La cucaracha


Comí el otro día en un restaurante donde abundan, en otras mesas, personas de la vida pública y semipública, gente de corbata y opinión rimbombante, en su mayor parte tertulianos de televisiones autonómicas, directores de oficina bancaria, ejecutivos de pacotilla y directores generales de algún ente público. Les une creerse gran cosa y compartir sitios y lugares, donde se dan importancia los unos a los otros. 

Un sitio como ése, donde sirven menús de mal comer, poca sustancia, precocinados, a poder ser en platos grandes, a precios que el común sólo se permite algún que otro día de fiesta, un sitio como ése, decía, les va de perlas. Con el cuento de que están comiendo de menú y no echan mano de la carta, los formadores de opinión (sic) se creen con derecho a ser la voz del público y los cargos públicos o semipúblicos pueden pavonearse de su presunta cercanía a los problemas de la gente... de la gente que ellos conocen, no vayan a confundirse. Estos días, tales problemas son banalidades sobre la Cerdaña o la Costa Brava que no interesan a nadie.

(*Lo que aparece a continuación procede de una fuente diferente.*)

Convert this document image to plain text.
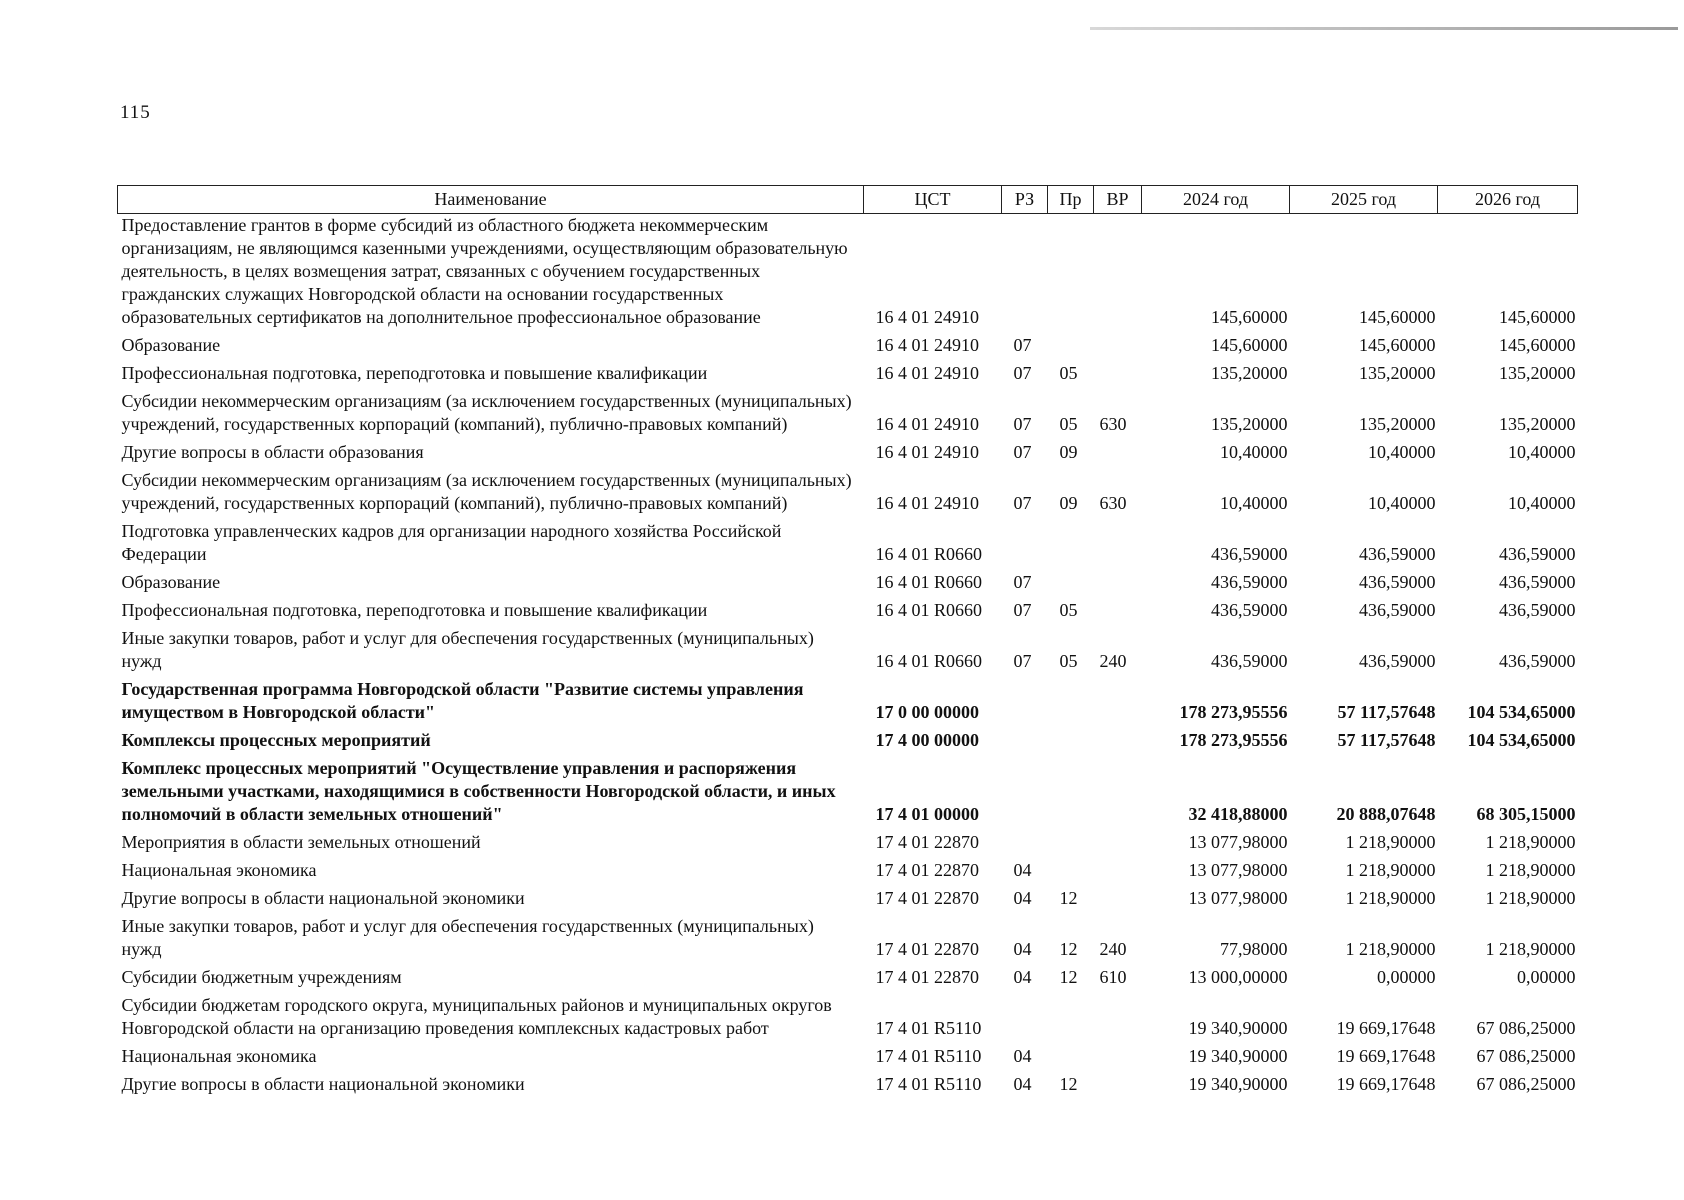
115
Наименование	ЦСТ	РЗ	Пр	ВР	2024 год	2025 год	2026 год
Предоставление грантов в форме субсидий из областного бюджета некоммерческим организациям, не являющимся казенными учреждениями, осуществляющим образовательную деятельность, в целях возмещения затрат, связанных с обучением государственных гражданских служащих Новгородской области на основании государственных образовательных сертификатов на дополнительное профессиональное образование	16 4 01 24910				145,60000	145,60000	145,60000
Образование	16 4 01 24910	07			145,60000	145,60000	145,60000
Профессиональная подготовка, переподготовка и повышение квалификации	16 4 01 24910	07	05		135,20000	135,20000	135,20000
Субсидии некоммерческим организациям (за исключением государственных (муниципальных) учреждений, государственных корпораций (компаний), публично-правовых компаний)	16 4 01 24910	07	05	630	135,20000	135,20000	135,20000
Другие вопросы в области образования	16 4 01 24910	07	09		10,40000	10,40000	10,40000
Субсидии некоммерческим организациям (за исключением государственных (муниципальных) учреждений, государственных корпораций (компаний), публично-правовых компаний)	16 4 01 24910	07	09	630	10,40000	10,40000	10,40000
Подготовка управленческих кадров для организации народного хозяйства Российской Федерации	16 4 01 R0660				436,59000	436,59000	436,59000
Образование	16 4 01 R0660	07			436,59000	436,59000	436,59000
Профессиональная подготовка, переподготовка и повышение квалификации	16 4 01 R0660	07	05		436,59000	436,59000	436,59000
Иные закупки товаров, работ и услуг для обеспечения государственных (муниципальных) нужд	16 4 01 R0660	07	05	240	436,59000	436,59000	436,59000
Государственная программа Новгородской области "Развитие системы управления имуществом в Новгородской области"	17 0 00 00000				178 273,95556	57 117,57648	104 534,65000
Комплексы процессных мероприятий	17 4 00 00000				178 273,95556	57 117,57648	104 534,65000
Комплекс процессных мероприятий "Осуществление управления и распоряжения земельными участками, находящимися в собственности Новгородской области, и иных полномочий в области земельных отношений"	17 4 01 00000				32 418,88000	20 888,07648	68 305,15000
Мероприятия в области земельных отношений	17 4 01 22870				13 077,98000	1 218,90000	1 218,90000
Национальная экономика	17 4 01 22870	04			13 077,98000	1 218,90000	1 218,90000
Другие вопросы в области национальной экономики	17 4 01 22870	04	12		13 077,98000	1 218,90000	1 218,90000
Иные закупки товаров, работ и услуг для обеспечения государственных (муниципальных) нужд	17 4 01 22870	04	12	240	77,98000	1 218,90000	1 218,90000
Субсидии бюджетным учреждениям	17 4 01 22870	04	12	610	13 000,00000	0,00000	0,00000
Субсидии бюджетам городского округа, муниципальных районов и муниципальных округов Новгородской области на организацию проведения комплексных кадастровых работ	17 4 01 R5110				19 340,90000	19 669,17648	67 086,25000
Национальная экономика	17 4 01 R5110	04			19 340,90000	19 669,17648	67 086,25000
Другие вопросы в области национальной экономики	17 4 01 R5110	04	12		19 340,90000	19 669,17648	67 086,25000
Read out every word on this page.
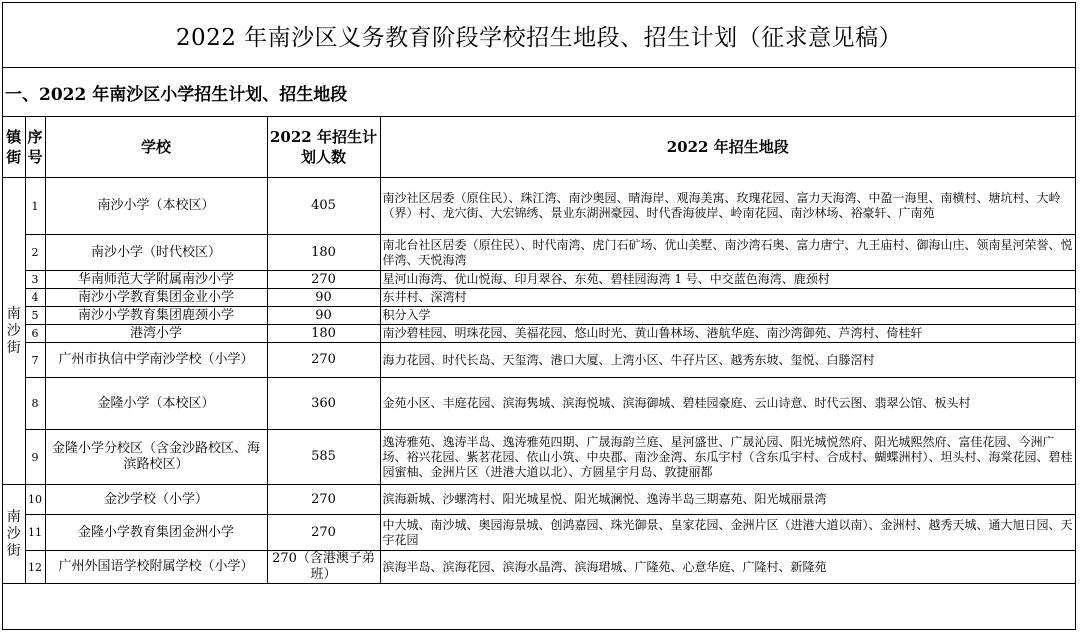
2022 年南沙区义务教育阶段学校招生地段、招生计划（征求意见稿）
一、2022 年南沙区小学招生计划、招生地段
镇街	序号	学校	2022 年招生计划人数	2022 年招生地段
南沙街	1	南沙小学（本校区）	405	南沙社区居委（原住民）、珠江湾、南沙奥园、晴海岸、观海美寓、玫瑰花园、富力天海湾、中盈一海里、南横村、塘坑村、大岭（界）村、龙穴街、大宏锦绣、景业东湖洲豪园、时代香海彼岸、岭南花园、南沙林场、裕豪轩、广南苑
	2	南沙小学（时代校区）	180	南北台社区居委（原住民）、时代南湾、虎门石矿场、优山美墅、南沙湾石奥、富力唐宁、九王庙村、御海山庄、领南星河荣誉、悦伴湾、天悦海湾
	3	华南师范大学附属南沙小学	270	星河山海湾、优山悦海、印月翠谷、东苑、碧桂园海湾 1 号、中交蓝色海湾、鹿颈村
	4	南沙小学教育集团金业小学	90	东井村、深湾村
	5	南沙小学教育集团鹿颈小学	90	积分入学
	6	港湾小学	180	南沙碧桂园、明珠花园、美福花园、悠山时光、黄山鲁林场、港航华庭、南沙湾御苑、芦湾村、倚桂轩
	7	广州市执信中学南沙学校（小学）	270	海力花园、时代长岛、天玺湾、港口大厦、上湾小区、牛孖片区、越秀东坡、玺悦、白滕滘村
	8	金隆小学（本校区）	360	金苑小区、丰庭花园、滨海隽城、滨海悦城、滨海御城、碧桂园豪庭、云山诗意、时代云图、翡翠公馆、板头村
	9	金隆小学分校区（含金沙路校区、海滨路校区）	585	逸涛雅苑、逸涛半岛、逸涛雅苑四期、广晟海韵兰庭、星河盛世、广晟沁园、阳光城悦然府、阳光城熙然府、富佳花园、今洲广场、裕兴花园、紫茗花园、依山小筑、中央郡、南沙金湾、东瓜宇村（含东瓜宇村、合成村、蝴蝶洲村）、坦头村、海棠花园、碧桂园蜜柚、金洲片区（进港大道以北）、方圆星宇月岛、敦捷丽都
南沙街	10	金沙学校（小学）	270	滨海新城、沙螺湾村、阳光城星悦、阳光城澜悦、逸涛半岛三期嘉苑、阳光城丽景湾
	11	金隆小学教育集团金洲小学	270	中大城、南沙城、奥园海景城、创鸿嘉园、珠光御景、皇家花园、金洲片区（进港大道以南）、金洲村、越秀天城、通大旭日园、天宇花园
	12	广州外国语学校附属学校（小学）	270（含港澳子弟班）	滨海半岛、滨海花园、滨海水晶湾、滨海珺城、广隆苑、心意华庭、广隆村、新隆苑
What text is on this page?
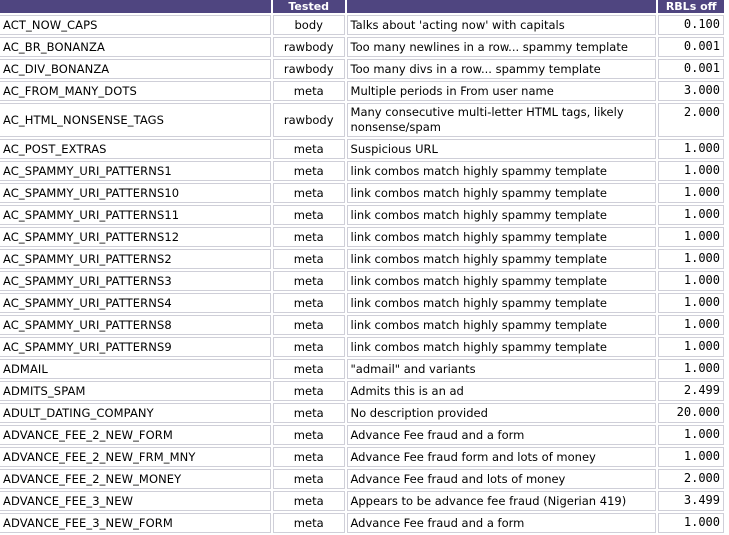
	Tested		RBLs off
ACT_NOW_CAPS	body	Talks about 'acting now' with capitals	0.100
AC_BR_BONANZA	rawbody	Too many newlines in a row... spammy template	0.001
AC_DIV_BONANZA	rawbody	Too many divs in a row... spammy template	0.001
AC_FROM_MANY_DOTS	meta	Multiple periods in From user name	3.000
AC_HTML_NONSENSE_TAGS	rawbody	Many consecutive multi-letter HTML tags, likely nonsense/spam	2.000
AC_POST_EXTRAS	meta	Suspicious URL	1.000
AC_SPAMMY_URI_PATTERNS1	meta	link combos match highly spammy template	1.000
AC_SPAMMY_URI_PATTERNS10	meta	link combos match highly spammy template	1.000
AC_SPAMMY_URI_PATTERNS11	meta	link combos match highly spammy template	1.000
AC_SPAMMY_URI_PATTERNS12	meta	link combos match highly spammy template	1.000
AC_SPAMMY_URI_PATTERNS2	meta	link combos match highly spammy template	1.000
AC_SPAMMY_URI_PATTERNS3	meta	link combos match highly spammy template	1.000
AC_SPAMMY_URI_PATTERNS4	meta	link combos match highly spammy template	1.000
AC_SPAMMY_URI_PATTERNS8	meta	link combos match highly spammy template	1.000
AC_SPAMMY_URI_PATTERNS9	meta	link combos match highly spammy template	1.000
ADMAIL	meta	"admail" and variants	1.000
ADMITS_SPAM	meta	Admits this is an ad	2.499
ADULT_DATING_COMPANY	meta	No description provided	20.000
ADVANCE_FEE_2_NEW_FORM	meta	Advance Fee fraud and a form	1.000
ADVANCE_FEE_2_NEW_FRM_MNY	meta	Advance Fee fraud form and lots of money	1.000
ADVANCE_FEE_2_NEW_MONEY	meta	Advance Fee fraud and lots of money	2.000
ADVANCE_FEE_3_NEW	meta	Appears to be advance fee fraud (Nigerian 419)	3.499
ADVANCE_FEE_3_NEW_FORM	meta	Advance Fee fraud and a form	1.000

En ese sitio estaba yo, ya me ven. Fuera de lugar y hambriento. ¿Qué? Está bueno, ¿eh? Aquí la comida es una maravilla, me insistían, y yo, dentro de mí, pensando que era una mierda, pero disimulando. ¿Cuánto tendré que pagar por esto?, me preguntaba escandalizado. En ésas, llegaron a mis oídos unos pasitos, como de tacón fino. Tac tac tac tac... sonaban.

Imagen de archivo de Gregor Samsa.

Alcé la cabeza y descubrí una cucaracha prodigiosa cruzando el piso, una cucaracha que parecía un autobús, camino de la cocina. Tac tac tac... hacían sus patitas al caminar. Estuve a punto de preguntarle si no era Gregor Samsa, para pedirle un autógrafo. No parecía apurada, sino acostumbrada al camino, y tan gorda como bien alimentada parecía acudir a un lugar de reunión o trabajo. Tac tac tac tac... Atravesó el comedor, se metió en la cocina y era tal la familiaridad del bicho que lo supongo saludando al entrar. Desapareció de mi vista, dejando a su paso el recuerdo de su lustrosa presencia.

Miré a mi alrededor. Ahí estaban, lustrosos también, esos tontos de pacotilla, zampándose el mismo menú que el contubernio de cucarachas del local. También saludan al entrar y atraviesan el comedor con el mismo ruido de pasos, la misma parsimonia, esa familiaridad y esa superioridad que les da creerse la mejor cucaracha del lugar.